Sono
d'orzo i pani miracolosamente moltiplicati da Gesù
Mariella Zoppi, Professoressa di Architettura del paesaggio presso
l'Università di Firenze, ci dice proprio questo a pag. 33 della sua più recente
e assai interessante pubblicazione, “Nel giardino della Bibbia, 2016, per Angelo Pontecorboli
Editore.
Il farro era in largo uso presso i
romani, mentre il popolo ebreo usava preferibilmente l'orzo (Giovanni 6:9).
Del resto, un litro di frumento costava
un denaro, mentre con la stessa cifra si potevano avere tre litri (chènice
precisamente) di orzo, (Apocalisse 6:6).
Torna, allora,
quanto afferma Massimo Montanari che “ … l'identità si declina al
plurale”! E lo afferma in vari suoi testi celeberrimi. Angelo Varni, che lo ha
letto con cura, ne “Il Sole 24 Ore” sostiene che lo storico Montanari ” … coglie nel profondo la dimensione
culturale del fare cucina, la
sua forza rappresentativa dei valori, dei simboli, dei significati dell'identità
stessa delle comunità che di tali pratiche alimentari si sono nutrite”.
In comune tutte le civiltà avevano un principio: il susseguirsi lento
delle azioni dell'uomo che dovevano essere in armonia con i tempi della Natura,
poiché questa era l'immagine stessa del Creatore.
Quale demone si è insinuato nel tempo e
nella storia per sovvertire un principio etico così diffuso e radicato in tutte
le civiltà, siano esse del farro, dell'orzo, del mais o del bianco frumento?
La rapidità, la velocità e, dirò, anche
la linea retta (per sua natura la distanza più breve tra due punti) non sono le
più sane quando in dis- armonia con la natura. E’ utile ai
potenti del mondo per i profitti che possono trarne o ai giovani “ … che da un loro perpetuo punto di partenza
non vedono l'ora di essere già arrivati a qualche traguardo, a qualche preziosa
stazione … “ (pag. 129 de “Alzaia di Erri De Luca).

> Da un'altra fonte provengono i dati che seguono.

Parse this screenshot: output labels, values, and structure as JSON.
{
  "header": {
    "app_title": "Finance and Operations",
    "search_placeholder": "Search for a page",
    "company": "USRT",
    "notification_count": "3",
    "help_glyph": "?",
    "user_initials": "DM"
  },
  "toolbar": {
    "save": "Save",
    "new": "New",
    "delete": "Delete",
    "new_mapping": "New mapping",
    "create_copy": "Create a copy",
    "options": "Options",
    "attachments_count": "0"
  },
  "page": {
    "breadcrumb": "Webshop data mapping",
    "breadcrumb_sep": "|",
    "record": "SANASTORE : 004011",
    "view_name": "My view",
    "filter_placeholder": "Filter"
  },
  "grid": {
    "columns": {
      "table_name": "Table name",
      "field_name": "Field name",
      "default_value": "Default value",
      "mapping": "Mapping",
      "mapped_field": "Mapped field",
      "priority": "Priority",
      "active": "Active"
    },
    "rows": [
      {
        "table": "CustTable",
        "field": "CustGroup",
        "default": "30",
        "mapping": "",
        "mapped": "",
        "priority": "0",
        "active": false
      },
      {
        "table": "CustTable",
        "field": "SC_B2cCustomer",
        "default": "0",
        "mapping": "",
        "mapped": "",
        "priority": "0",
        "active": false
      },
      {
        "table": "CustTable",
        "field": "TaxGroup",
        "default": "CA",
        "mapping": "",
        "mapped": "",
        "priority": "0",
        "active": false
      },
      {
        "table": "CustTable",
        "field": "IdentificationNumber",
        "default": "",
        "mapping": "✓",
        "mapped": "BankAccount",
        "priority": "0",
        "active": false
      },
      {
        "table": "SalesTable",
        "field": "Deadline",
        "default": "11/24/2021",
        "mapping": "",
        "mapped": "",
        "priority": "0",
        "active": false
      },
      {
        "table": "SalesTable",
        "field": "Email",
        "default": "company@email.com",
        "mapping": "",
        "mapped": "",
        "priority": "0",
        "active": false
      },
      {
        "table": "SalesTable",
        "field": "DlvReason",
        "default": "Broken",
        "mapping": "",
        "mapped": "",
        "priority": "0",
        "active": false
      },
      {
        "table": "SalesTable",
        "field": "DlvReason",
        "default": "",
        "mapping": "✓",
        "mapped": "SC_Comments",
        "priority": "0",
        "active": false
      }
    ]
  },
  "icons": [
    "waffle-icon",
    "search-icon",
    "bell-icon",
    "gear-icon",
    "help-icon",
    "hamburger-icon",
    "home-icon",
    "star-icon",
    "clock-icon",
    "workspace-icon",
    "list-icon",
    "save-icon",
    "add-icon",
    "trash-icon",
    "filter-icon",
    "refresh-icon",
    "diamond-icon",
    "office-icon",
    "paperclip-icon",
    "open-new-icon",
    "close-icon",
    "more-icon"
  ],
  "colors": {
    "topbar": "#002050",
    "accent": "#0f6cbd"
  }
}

Ma il coltivare, Noè che era un
agricoltore, cominciò a piantare la vigna (Genesi 9:20) ed è la prima
pianta dopo il ramoscello d'ulivo all'indomani del Diluvio, il raccogliere, il
trasformare in cibo sono gesti e atti insieme liturgici, anche nella
inconsapevolezza più profonda di chi li compie. Chi si avvicina alla cucina
deve assumere consapevolmente, invece, la responsabilità delle proprie azioni
etiche ed estetiche sempre e comunque.
Alcuni chef pluristellati (???)
consacrati dalla televisione si travestono da filosofi e artisti, spesso
perdendo di vista il valore ben più alto della cucina e, comunque, diverso da
quello di cui si fregiano e per cui non sono preparati. Lo chef come la vergara,
ma direi anche il sacerdote e la madre di famiglia, hanno il sacro
compito di trasmettere l'identità di un popolo attraverso uno dei veicoli
culturali più facilmente trasmissibili: la cucina. E questo basta. In molte
culture si baciano le mani a fine pasto a colui o a colei che ha cucinato per
noi in segno di rispetto.
Di contro, è pur vero che fallisce il
suo compito colui che non si scrolla di dosso superbia e orgoglio, colui che
bada solo agli affari, colui che faccia negotium di un'arte e di una
“medicina”, colui che non sente come nobile e nobilitante prendersi cura , che
è amare per i latini, del prossimo attraverso il cibo.
Lo scasso del vomere ha i suoi tempi,
così la semina e la raccolta. La preparazione delle farine deve essere
accurata, essiccate lentamente e lavorate con attenzione.
Se faremo del
DNA dello scorpione abituale componente dei nostri pasti, aspettiamoci pure un
losco serpente che vi si dischiuda: romperà la sua pelle d'uovo fra quelle
farine ferite nell'anima verde che custodisce ogni spiga.